Hon. Annette King to the Prime Minister Jenny Shipley:

Q: Does she stand by her statement of last October that "The raft of housing initiatives announced by the National minority Government this week will help to ensure that low income New Zealand families have affordable and suitable housing." in the face of reports that Auckland residents are paying market rents to live in rat-infested, unhygienic and overcrowded State houses; if not, why not?

A: As usual the opposition is not telling the full story. The report in the Herald today provides a number of constructive recommendations many of which are being taken into account and are being dealt with at present.

Q: (Helen Clark - Labour) What is suitable about 2000 damp cockroach plagued dumps in Otara?

A: In the area she talks about $4 million has been spent on maintenance this year. Can I remind the house that on the 26th February 1988 she as housing minister was asked about housing and she admitted that the same problems existed. A half billion has been spent on housing maintenance in the last five years.

Q: (Grant Gillon - Alliance) - Something about an allegation about TPK bailing out subcontractors?

A: If there is a problem it will be dealt with.

Question 5.

Rev. Ann Batten to the Minister for the Environment Marie Hasler:

Q: Has he any plans to announce a decision allowing polluters of contaminants such as asbestos to be sued?

A: Under the provisions of the RMA polluters are required to clean up contamination provided it occurred after 1991. Historical contamination issues are under consideration by the government.

(Trevor Mallard - Labour - does the member have an interest in this matter as a person who wanted to subdivide some contaminated land?

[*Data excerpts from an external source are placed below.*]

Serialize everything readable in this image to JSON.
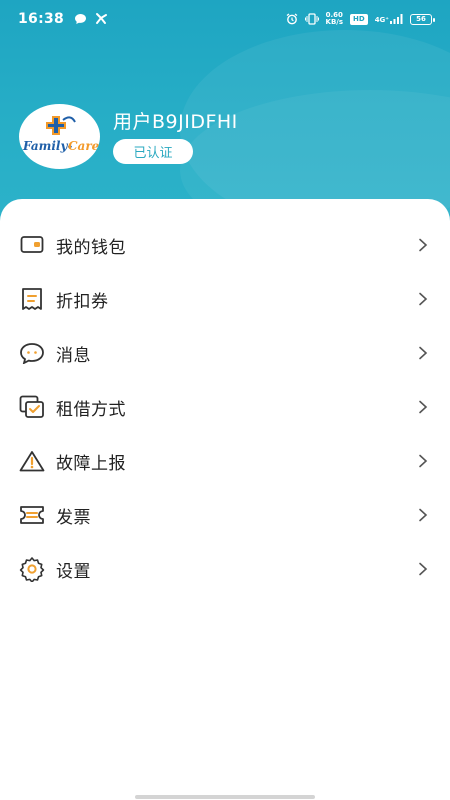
{
  "status_bar": {
    "time": "16:38",
    "speed_value": "0.60",
    "speed_unit": "KB/s",
    "hd": "HD",
    "network": "4G⁺",
    "battery": "56"
  },
  "profile": {
    "avatar_text": "Family-Care",
    "username": "用户B9JIDFHI",
    "verified_label": "已认证"
  },
  "menu": {
    "items": [
      {
        "label": "我的钱包",
        "icon": "wallet-icon"
      },
      {
        "label": "折扣券",
        "icon": "coupon-icon"
      },
      {
        "label": "消息",
        "icon": "message-icon"
      },
      {
        "label": "租借方式",
        "icon": "rental-method-icon"
      },
      {
        "label": "故障上报",
        "icon": "warning-icon"
      },
      {
        "label": "发票",
        "icon": "invoice-icon"
      },
      {
        "label": "设置",
        "icon": "gear-icon"
      }
    ]
  },
  "colors": {
    "header": "#1ea5c2",
    "accent_orange": "#f0a030",
    "icon_dark": "#333333"
  }
}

Speaker - issues of declaration of interest are up to the member concerned.

Bill Birch - Trevor Mallard leases an offer from the fire service and he asks questions about the fire service?

Mallard - Personal explanation - that is not the case. My concern is that as a subdivider she has a different interest, a greater interest, than a ratepayer.

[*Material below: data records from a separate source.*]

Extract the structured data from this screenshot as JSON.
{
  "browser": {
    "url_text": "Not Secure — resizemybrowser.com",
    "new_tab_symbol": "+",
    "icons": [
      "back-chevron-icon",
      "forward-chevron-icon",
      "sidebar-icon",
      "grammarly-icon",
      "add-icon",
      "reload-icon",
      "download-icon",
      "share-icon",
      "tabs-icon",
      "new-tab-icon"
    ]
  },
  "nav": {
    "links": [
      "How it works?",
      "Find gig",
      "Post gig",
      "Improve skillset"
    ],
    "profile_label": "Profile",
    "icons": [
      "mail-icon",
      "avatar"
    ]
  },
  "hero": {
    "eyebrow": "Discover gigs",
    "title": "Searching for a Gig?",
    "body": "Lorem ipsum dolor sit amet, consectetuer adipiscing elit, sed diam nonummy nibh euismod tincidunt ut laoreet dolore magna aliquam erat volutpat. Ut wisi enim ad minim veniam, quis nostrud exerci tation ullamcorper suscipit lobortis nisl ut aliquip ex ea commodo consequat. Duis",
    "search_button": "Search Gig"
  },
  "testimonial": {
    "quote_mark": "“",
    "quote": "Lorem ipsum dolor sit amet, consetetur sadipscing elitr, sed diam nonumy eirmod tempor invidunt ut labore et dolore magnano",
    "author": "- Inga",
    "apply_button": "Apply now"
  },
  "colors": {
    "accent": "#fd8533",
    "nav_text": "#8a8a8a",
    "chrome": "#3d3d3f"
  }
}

Speaker - this nevertheless fails the test of direct financial interest.)

Q: (Anne Batten - Mauri Pacific) When will an announcement be made on this issue?

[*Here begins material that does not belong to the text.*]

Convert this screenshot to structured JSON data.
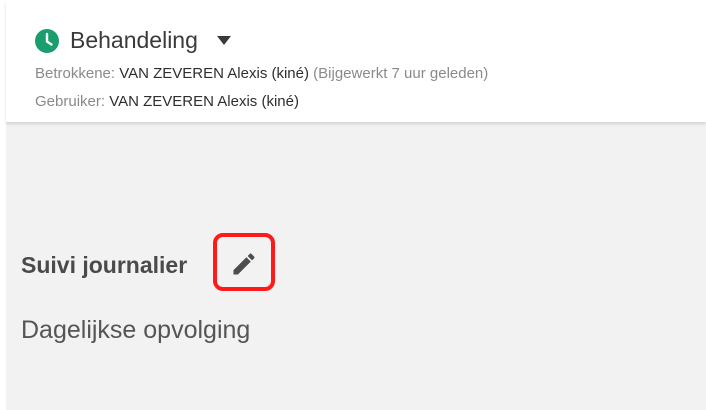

A: The issue of historical site contamination is being considered and a decision will be made in the near future. The issue of liability is being considered and an announcement is due shortly.

Q: (Tau Henare - Mauri Pacific) Has anyone other than Anne Batten been standing up for residents on this issue?

A: I don't know of anyone.

Question 6.

Trevor Mallard to the Minister for Tertiary Education Max Bradford:

Q: Has he considered the reported comments by the Vice-Chancellor of Victoria University that "The new money coming into the university sector is a pittance and the main effect is to reshuffle existing funding."; if so, how will this promote a knowledge economy?

A: (Maurice Williamson on behalf) Recent funding announcements incorporate part of the additional funding. Because there is an expected growth there is an increase in baseline budgets there is also new money for scholarships and various other things.

Q: How can he say that with knowledge that the ministry of education has slashed $1603 for study right students at Otago.

A: We have for years been turning out more lawyers and commerce graduates than scientists. We are attempting to address the imbalance. The vice-chancellors of Massey and Waikato have made positive comments on the announcement. The universities appreciate that the cost and importance of doctoral study is recognised.